Sound is of the body. We hear with more than our ears. We feel things in our gut. And this makes it very difficult to theorize this most potent of the senses. So even the best (Baudrillard) do not. They turn a blind eye -- or is it a deaf ear?

My memorial to Baudrillard, How To Disappear Completely, plays with the idea of silence as a rich vessel. And while I am sure John Cage would be pleased, my own utilisations of silence is more indebted to the essays on picnolepsy by Paul Virilio. Which is to say: the silence I strive for is the utter and complete emptiness of the unconscious mind, the silence heard in death and complete oblivion. Cage's silence was only defined in opposition to notation and the academy. It was the chatter of audience and the rustle of musicians in a concert hall. That is nowhere near silent enough!

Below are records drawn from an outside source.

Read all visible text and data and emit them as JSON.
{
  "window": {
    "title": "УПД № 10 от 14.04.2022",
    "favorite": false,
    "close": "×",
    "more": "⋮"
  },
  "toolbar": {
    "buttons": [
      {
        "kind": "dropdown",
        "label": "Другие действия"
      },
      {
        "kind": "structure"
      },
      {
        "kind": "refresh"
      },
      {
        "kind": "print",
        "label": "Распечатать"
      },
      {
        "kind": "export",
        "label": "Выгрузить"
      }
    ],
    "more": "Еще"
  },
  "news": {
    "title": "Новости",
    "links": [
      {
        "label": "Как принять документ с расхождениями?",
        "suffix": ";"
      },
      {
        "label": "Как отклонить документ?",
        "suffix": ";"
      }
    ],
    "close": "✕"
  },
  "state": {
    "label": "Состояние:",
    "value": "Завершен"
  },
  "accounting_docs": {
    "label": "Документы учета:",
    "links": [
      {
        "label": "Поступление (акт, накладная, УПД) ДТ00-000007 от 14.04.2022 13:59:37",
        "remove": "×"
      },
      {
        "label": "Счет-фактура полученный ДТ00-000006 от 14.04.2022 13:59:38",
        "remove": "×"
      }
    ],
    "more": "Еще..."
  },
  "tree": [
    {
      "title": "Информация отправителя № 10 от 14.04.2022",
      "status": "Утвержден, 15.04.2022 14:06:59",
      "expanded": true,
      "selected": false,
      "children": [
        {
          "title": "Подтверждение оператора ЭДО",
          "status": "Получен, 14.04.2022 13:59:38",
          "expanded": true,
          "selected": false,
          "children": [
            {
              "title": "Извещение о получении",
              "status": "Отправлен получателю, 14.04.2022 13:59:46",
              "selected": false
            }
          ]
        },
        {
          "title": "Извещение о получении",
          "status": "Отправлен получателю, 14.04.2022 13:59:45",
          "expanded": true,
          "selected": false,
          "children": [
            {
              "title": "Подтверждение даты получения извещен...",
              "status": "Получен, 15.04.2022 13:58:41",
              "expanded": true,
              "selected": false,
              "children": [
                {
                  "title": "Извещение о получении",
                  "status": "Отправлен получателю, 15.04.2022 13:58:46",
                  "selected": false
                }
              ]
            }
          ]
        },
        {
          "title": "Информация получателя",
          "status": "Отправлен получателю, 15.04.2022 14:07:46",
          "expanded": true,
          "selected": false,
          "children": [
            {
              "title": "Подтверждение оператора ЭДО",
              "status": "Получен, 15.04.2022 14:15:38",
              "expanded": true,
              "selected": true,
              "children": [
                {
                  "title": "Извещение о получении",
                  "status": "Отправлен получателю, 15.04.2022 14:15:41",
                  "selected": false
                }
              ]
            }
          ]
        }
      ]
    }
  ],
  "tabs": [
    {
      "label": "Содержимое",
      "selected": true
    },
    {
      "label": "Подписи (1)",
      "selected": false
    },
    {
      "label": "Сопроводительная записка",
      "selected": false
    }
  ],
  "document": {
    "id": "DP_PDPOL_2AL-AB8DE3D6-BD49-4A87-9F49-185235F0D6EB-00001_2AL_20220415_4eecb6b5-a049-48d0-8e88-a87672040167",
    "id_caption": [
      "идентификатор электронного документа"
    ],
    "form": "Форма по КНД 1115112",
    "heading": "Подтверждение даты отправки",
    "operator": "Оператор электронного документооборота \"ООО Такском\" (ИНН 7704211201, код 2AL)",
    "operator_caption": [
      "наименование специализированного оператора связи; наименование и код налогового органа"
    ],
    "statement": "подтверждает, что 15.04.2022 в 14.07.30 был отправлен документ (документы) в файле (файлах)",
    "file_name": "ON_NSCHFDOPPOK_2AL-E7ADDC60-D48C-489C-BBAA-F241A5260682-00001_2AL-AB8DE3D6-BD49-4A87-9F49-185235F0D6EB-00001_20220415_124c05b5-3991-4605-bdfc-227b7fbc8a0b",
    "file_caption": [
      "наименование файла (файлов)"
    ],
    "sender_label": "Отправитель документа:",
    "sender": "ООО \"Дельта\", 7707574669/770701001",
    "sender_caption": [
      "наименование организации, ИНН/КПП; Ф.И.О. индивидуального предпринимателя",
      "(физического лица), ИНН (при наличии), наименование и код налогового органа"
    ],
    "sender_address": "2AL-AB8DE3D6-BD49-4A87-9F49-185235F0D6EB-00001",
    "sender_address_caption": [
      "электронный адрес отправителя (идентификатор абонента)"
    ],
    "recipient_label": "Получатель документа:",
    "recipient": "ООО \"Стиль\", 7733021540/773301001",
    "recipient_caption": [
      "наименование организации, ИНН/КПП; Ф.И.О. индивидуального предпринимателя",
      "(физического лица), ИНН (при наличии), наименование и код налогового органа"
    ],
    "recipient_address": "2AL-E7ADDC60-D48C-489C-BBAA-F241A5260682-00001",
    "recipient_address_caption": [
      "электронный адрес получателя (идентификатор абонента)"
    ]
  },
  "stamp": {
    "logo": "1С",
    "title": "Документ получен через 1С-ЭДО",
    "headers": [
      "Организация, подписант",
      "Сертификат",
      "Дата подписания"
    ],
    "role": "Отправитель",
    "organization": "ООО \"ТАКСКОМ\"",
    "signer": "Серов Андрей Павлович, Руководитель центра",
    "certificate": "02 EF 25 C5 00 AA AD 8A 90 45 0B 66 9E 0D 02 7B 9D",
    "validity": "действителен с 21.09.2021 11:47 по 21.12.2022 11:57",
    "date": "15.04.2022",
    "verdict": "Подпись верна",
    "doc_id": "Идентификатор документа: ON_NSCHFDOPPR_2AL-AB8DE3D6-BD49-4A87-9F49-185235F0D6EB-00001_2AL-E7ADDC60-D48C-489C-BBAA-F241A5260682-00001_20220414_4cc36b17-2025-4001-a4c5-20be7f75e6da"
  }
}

It could be that the only way to reach this utter silence is to overwhelm the ear with volume. The silence of the deaf.

The piece I will play at the conference is "The Absence of Baudrillard". It is made entirely from this material: a short phrase spoken by Baudrillard, notably the word "absence" itself. This sound fragment will be manipulated by a stochastic process to create a unique event from this sonic "signature".

The piece will start with nothing (silence) and end with nothing (intelligible speech for 2.5 seconds). In between there will be an awful lot of something else.

This may have an attentive audience or may get ignored; I don't know. The outcome rather depends on the venue, the sound levels and how I choose to diffuse the sonic components. Nonetheless one principle will be followed:

"The absolute rule is to give back more than you were given. Never less, always more. The absolute rule of thought is to give back the world as it was given to us — unintelligible. And, if possible, to render it a little more unintelligible." -- Jean Baudrillard, The Perfect Crime (p. 105)

Against unintelligible thought we can close out minds. Against unintelligible images we close our eyes. But against unintelligible sound (that alien on our doorstep) we have no defence. For though we have two eyelids, no lids our ears were granted!

"Sound is what happens when we aren't listening."